Alain de Botton: Thinks we should have a new kind of porn. (Picture from TED Talks: http://youtu.be/MtSE4rglxbY)
The background
Have we had too much of the wrong kind of porn? Philosopher Alain de Botton certainly thinks so. He’s followed up publication of his book, How to Think More About Sex, with the idea that we need a new kind of pornography, in which we don’t abandon our intelligence, ethics, or aesthetics. He’s going to launch a “Better Porn” campaign and website, which harks back to an Ancient Greek view of the world in which there was no difference between being human and being sexual.
His site, according to Joe, will be something that parents will feel happy about their son or daughter accessing. According to The Independent, it’s part of the School of Life movement, which he started up as a way of giving people advice in living a fulfilled life today. His concerns are modish, certainly – the government has consulted on attempts to protect children from internet pornography, in which people would have to opt in to receive “adult” content. It’s timely, too, as the erotic novel Fifty Shades of Grey is topping bestseller lists, reported The Huffington Post.
“If we have reached porn saturation point, and porn is everywhere, what next for porn?” breathes Alain de Botton, quoted on The Guardian.
Alain de Botton is silly
If you think that philosophy is “little more than stating the obvious with extra jazz hands,” than you won’t be otherwise persuaded, scoffed Hadley Freeman in The Guardian’s Comment is Free. All he wants is “hotter porn stars.” And he’s stroking the wrong part of his anatomy whilst watching it – his chin. He sounds like “a priggish little boy.” Sexual images are ubiquitous – most people ignore them. He’s right, though – we do need a new kind of porn. How about finally getting “phone reception” after spending a week in Cornwall? Receiving an email in a boring meeting? Looking at The Daily Mail’s website?
Alain de Botton is wrong
Plus, we already have what he calls “ethical porn,” said the Anti-Porn Feminists blog. It’s called “art, literature, film.” He’s making the mistake that the only thing wrong with porn is its quality. Consuming porn is “an act of male supremacism.” It lets men feel superior. And de Botton doesn’t address those things at all. His analysis “doesn’t seem to belong in the real world” – where “where rape, rape culture, sex trafficking, child sexual exploitation and victim-blaming exist.” Porn is used by men to hurt women, and that’s all.
Alain de Botton is right
Nonsense, said Nichi Hodgson in The New Statesman. de Botton should be championed. Porn doesn’t have to be ethically poor – Angela Carter wrote about that 30 years ago. We can make our porn better – it ought to have an “ethical stamp”, for a start. The only problem de Botton will have is in persuading people that his sort of porn is sexy. de Botton should follow “an Arts and Crafts approach” – “Avoid elitism, invoke passion, and society will be better off for its production.”

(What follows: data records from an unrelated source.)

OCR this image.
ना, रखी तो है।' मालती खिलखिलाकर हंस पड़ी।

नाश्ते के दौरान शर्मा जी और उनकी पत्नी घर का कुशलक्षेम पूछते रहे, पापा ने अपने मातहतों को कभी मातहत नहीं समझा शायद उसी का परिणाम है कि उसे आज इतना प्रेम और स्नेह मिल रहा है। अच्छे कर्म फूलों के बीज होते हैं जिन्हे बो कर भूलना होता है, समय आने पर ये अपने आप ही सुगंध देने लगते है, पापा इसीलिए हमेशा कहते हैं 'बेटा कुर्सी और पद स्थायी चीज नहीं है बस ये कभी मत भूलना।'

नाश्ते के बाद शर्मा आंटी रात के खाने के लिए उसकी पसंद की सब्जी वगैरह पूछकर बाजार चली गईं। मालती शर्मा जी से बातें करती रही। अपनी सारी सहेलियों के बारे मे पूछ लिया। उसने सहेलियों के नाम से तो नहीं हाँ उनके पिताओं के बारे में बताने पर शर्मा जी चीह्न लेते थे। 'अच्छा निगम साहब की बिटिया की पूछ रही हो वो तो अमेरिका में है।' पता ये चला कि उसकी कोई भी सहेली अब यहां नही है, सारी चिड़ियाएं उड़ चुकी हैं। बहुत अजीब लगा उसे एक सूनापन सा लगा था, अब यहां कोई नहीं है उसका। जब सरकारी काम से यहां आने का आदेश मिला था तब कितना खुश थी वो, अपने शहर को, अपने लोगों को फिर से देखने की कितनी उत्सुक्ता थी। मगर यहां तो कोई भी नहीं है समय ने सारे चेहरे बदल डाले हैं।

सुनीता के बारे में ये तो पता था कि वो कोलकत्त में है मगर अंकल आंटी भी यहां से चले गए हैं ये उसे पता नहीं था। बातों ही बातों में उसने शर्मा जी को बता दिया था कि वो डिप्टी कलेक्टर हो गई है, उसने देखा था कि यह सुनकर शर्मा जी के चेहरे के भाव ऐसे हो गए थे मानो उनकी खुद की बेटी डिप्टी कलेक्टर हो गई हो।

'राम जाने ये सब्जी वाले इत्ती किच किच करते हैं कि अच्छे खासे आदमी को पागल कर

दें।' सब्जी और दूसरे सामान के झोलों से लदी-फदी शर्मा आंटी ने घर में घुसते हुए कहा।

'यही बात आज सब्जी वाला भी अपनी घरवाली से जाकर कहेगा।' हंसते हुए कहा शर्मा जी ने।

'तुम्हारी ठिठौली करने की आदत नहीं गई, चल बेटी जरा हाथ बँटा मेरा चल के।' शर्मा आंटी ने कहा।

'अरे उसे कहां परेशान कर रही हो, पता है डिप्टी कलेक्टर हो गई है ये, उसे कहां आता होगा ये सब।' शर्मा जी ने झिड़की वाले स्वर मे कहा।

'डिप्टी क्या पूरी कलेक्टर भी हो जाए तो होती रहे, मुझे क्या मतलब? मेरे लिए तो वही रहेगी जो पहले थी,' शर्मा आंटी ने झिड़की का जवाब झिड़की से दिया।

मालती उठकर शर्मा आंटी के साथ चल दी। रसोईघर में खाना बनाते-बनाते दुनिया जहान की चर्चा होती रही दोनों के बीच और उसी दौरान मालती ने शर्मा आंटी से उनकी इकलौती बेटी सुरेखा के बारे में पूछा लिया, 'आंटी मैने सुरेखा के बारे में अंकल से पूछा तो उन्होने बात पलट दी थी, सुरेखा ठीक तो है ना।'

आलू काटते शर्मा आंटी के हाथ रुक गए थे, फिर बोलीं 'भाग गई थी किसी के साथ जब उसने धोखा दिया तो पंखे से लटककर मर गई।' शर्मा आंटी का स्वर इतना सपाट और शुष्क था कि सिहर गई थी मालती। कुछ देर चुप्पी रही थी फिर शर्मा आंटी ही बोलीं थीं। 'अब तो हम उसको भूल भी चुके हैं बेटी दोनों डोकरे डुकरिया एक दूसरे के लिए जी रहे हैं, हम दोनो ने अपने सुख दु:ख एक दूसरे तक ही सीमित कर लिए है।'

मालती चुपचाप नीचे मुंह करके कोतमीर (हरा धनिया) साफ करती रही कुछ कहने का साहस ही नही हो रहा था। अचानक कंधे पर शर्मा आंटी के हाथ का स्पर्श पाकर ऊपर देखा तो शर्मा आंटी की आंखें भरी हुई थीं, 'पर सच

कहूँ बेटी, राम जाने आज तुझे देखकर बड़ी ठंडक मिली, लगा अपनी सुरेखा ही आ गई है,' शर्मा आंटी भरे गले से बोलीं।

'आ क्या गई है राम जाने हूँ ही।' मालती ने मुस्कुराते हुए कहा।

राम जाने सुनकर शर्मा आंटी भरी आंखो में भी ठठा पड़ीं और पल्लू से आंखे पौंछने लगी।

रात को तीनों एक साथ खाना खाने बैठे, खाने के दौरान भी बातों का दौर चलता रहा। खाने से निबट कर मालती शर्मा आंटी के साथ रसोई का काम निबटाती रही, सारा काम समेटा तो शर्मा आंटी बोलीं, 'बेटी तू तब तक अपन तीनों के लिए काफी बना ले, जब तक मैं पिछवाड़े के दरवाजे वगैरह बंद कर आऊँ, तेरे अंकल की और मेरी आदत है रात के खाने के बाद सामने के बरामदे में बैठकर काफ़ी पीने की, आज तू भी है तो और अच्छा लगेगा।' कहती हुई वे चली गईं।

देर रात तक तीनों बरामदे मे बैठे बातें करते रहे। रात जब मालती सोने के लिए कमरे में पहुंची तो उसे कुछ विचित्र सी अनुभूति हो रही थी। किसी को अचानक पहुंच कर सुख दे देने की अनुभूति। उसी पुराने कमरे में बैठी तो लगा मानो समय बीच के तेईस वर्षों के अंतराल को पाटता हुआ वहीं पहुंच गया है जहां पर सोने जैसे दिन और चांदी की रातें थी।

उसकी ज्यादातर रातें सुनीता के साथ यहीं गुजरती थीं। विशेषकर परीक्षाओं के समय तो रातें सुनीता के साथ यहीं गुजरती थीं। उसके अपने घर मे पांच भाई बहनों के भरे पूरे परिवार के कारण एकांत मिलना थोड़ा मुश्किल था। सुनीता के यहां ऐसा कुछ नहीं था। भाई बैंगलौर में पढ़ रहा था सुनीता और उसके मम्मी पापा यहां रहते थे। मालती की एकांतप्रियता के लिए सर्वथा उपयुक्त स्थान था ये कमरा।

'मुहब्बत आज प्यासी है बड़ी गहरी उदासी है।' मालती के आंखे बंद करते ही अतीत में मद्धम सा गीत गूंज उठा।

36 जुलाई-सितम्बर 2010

Just make sure you get it right
Emmett Purcell on Joe suggested: “don’t forget not to skimp on the boobs Alain and then we’ll wish you the best of luck.” The Heresiarch’s Dungeon blog suggested, with its tongue firmly in its cheek, that porn could be used as “an aid to cogitation, a genuine art form in which the viewer might emerge from watching an intense thirty-minute session of group sex with a new (and hopefully lifelong) appreciation of Proust. The blog then gave a rundown of philosophical interpretations of sexual tropes in pornography. On Celebrity Tapes: “A celebrity without a publicly released sex-tape is thus only half-formed and so, for all his or her ubiquity, not quite real. Understood this way, the sex-tape is less a violation than a validation.”